CAIRO — On November 19, the presentation of a new book, ‘The Birth of Vahagn’ in 50 Languages,” compiled by Artsvi Bakhchinyan and Haig Avakian, took place at Bulukdanian Hall in Cairo, in the presence of the compilers. This is the 51st volume of Cairo’s Tchahagir Armenian-language weekly’s supplements, launched in 2016.
The most ancient extant Armenian song, known as “The Birth of Vahagn” and preserved due Movses Khorenatsi’s work The History of Armenia, is one of most beloved and popular examples of Armenian literature. An expression of the singing tradition of Goghtan province (currently in Nakhichevan, Azerbaijan), it depicts the birth of Vahagn, the deity of fire, thunder, and war worshiped in ancient Armenia. The literary original reached us without music.
“The Birth of Vahagn” is also one of the most frequently translated Armenian poems. For the first time we find it translated into the Latin language in 1736, published in London as a part of Movses Khorenatsi’s work prepared by the Whiston brothers.
Cairo musicologist and philologist Haig Avakian came up with the idea to collect all published translations of “The Birth of Vahagn” in a volume, as one of his numerous and varied literary projects. He is the main author or editor of various collections of materials published as the aforementioned supplements to Tchahagir.

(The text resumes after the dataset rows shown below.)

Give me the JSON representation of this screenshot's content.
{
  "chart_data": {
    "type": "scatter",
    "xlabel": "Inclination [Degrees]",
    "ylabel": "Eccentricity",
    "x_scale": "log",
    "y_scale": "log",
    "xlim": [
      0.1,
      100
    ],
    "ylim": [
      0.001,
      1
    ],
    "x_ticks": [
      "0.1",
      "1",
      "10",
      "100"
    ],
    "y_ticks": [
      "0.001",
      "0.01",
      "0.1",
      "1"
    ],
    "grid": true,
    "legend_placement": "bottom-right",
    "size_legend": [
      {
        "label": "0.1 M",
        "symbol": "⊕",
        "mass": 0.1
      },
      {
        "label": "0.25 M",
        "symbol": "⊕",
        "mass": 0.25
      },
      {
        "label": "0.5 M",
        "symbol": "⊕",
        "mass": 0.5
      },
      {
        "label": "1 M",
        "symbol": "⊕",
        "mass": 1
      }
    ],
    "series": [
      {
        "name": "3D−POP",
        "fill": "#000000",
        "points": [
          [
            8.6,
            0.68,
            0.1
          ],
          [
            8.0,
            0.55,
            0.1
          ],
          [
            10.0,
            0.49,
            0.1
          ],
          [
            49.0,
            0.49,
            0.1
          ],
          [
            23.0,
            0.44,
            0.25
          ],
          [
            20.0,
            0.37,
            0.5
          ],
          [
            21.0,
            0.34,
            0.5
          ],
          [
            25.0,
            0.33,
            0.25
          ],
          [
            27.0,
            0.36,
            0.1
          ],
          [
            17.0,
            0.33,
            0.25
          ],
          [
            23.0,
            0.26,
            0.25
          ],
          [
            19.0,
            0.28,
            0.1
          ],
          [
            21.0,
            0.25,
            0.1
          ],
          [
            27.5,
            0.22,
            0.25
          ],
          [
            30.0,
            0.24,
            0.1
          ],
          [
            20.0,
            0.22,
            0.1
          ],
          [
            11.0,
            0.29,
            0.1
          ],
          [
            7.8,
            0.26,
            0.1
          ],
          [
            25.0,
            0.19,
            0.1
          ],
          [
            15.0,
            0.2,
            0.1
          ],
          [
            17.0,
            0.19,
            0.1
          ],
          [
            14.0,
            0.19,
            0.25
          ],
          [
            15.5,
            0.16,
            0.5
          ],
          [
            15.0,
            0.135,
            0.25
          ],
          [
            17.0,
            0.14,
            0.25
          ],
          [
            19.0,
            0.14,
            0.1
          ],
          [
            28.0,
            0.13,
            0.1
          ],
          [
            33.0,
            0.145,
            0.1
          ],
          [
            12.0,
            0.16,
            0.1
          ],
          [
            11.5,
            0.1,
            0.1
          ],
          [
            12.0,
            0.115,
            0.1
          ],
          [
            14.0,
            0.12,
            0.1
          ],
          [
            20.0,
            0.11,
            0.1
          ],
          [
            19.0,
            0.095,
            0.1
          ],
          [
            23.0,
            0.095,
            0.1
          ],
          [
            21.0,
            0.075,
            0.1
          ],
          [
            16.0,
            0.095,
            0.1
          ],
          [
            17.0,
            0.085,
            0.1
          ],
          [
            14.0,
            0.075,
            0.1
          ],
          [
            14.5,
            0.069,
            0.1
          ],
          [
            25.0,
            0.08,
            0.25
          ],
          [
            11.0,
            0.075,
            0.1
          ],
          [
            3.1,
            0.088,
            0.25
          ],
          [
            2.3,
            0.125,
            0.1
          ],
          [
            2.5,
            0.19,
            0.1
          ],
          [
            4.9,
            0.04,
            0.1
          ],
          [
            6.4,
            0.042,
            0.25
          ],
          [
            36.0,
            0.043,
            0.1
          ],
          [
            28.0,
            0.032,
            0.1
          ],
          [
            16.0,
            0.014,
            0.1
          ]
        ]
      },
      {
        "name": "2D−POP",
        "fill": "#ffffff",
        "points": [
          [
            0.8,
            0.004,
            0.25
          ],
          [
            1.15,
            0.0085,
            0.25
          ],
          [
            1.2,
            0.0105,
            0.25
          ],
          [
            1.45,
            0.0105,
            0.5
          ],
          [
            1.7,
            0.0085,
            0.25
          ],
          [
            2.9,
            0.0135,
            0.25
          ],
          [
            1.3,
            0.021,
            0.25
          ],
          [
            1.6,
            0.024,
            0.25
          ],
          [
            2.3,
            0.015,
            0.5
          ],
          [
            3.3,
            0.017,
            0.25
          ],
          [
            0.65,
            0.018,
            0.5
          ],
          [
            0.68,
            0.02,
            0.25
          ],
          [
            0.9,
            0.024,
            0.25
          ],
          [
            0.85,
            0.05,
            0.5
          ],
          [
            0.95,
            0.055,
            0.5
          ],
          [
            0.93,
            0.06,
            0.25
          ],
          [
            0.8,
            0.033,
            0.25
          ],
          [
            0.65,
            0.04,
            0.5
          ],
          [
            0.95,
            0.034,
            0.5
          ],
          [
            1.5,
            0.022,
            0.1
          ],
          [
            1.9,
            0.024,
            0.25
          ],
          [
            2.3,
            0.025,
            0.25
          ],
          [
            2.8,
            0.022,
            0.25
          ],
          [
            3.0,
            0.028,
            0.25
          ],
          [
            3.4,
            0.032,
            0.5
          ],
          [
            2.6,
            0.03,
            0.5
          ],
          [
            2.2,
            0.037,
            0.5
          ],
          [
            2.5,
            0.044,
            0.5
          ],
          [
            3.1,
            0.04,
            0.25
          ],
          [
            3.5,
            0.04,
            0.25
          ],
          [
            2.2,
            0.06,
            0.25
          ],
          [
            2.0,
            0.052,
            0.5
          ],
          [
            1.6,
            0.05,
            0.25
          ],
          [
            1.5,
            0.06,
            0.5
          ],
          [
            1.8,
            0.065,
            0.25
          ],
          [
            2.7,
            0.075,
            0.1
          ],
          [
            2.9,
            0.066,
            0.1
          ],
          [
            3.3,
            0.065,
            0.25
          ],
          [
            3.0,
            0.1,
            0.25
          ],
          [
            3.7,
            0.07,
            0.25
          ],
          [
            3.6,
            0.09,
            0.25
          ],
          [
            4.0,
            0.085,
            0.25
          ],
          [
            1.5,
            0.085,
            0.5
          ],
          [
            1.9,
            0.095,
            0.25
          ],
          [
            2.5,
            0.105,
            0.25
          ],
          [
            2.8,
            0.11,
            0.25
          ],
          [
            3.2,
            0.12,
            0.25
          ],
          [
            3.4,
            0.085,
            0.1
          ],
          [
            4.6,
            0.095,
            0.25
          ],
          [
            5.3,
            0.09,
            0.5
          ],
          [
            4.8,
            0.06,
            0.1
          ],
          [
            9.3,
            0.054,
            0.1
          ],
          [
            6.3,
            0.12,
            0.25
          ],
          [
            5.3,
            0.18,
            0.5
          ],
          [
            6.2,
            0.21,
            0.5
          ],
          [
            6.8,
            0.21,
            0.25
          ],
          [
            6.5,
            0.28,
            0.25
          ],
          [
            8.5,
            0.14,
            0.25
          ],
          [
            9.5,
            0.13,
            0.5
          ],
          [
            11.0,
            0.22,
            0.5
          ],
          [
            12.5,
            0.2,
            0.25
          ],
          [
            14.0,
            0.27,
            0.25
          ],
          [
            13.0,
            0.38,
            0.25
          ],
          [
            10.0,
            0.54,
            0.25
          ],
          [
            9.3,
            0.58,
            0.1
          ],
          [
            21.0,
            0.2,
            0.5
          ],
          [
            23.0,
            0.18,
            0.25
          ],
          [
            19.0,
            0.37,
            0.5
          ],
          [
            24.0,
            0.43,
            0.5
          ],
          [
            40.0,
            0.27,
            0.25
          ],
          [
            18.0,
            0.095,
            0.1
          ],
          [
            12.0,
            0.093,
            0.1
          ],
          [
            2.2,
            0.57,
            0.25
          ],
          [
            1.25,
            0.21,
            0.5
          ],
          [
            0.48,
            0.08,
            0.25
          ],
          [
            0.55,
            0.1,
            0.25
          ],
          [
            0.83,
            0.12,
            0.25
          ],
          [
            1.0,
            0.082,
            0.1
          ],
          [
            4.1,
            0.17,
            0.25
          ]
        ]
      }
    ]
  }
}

He collected all available hitherto published translations in 20 languages (Arabic, Bulgarian, Czech, English, Farsi, French, Georgian, German, Greek, Hungarian, Italian, Latin, Romanian, Russian, Serbian, Spanish and Turkish). Later his friend and colleague from Armenia, philologist Artsvi Bakhchinyan – author of number of studies in history and culture, with some experience in multilingual publications – joined him providing three other published translations (Polish, Portuguese, and Swedish) and arranging new ones in 27 more languages, using his global network of friends and friends of friends.
There is a certain tradition of multilingual publications among Armenians. Already in 1810, the Mkhitarists of Venice published the 12th century poet Nerses Shnorhali’s “In Faith I Confess” prayer in six languages. They then multiplied the number of languages which by 1871 reached 36. In 1986 in Yerevan the poem of the seventh century poet Davtak Kertogh was published in seven languages. On Artsvi Bakhchinyan’s initiative, Armenian writer Elda Grin’s short story “Hands” was published in 35 languages (2010) and English-language poet Hovhanness Pilikian’s poem “The Sea Scene on My Mother’s Day” in 19 languages (2012). In 2019, Yeghishe Charents’s famous poem, “I Love My Sweet Armenia’s Word” was published in 35 languages.
“The Birth of Vahagn” in 50 Languages includes not only translations, but also versions in Eastern and Western Armenian. With this edition, Armenian poetry has been translated into some languages for the first time, especially in the languages of the Far East (Thai, Laotian, Khmer), as well as in an African language (Lingala, the language of Congo).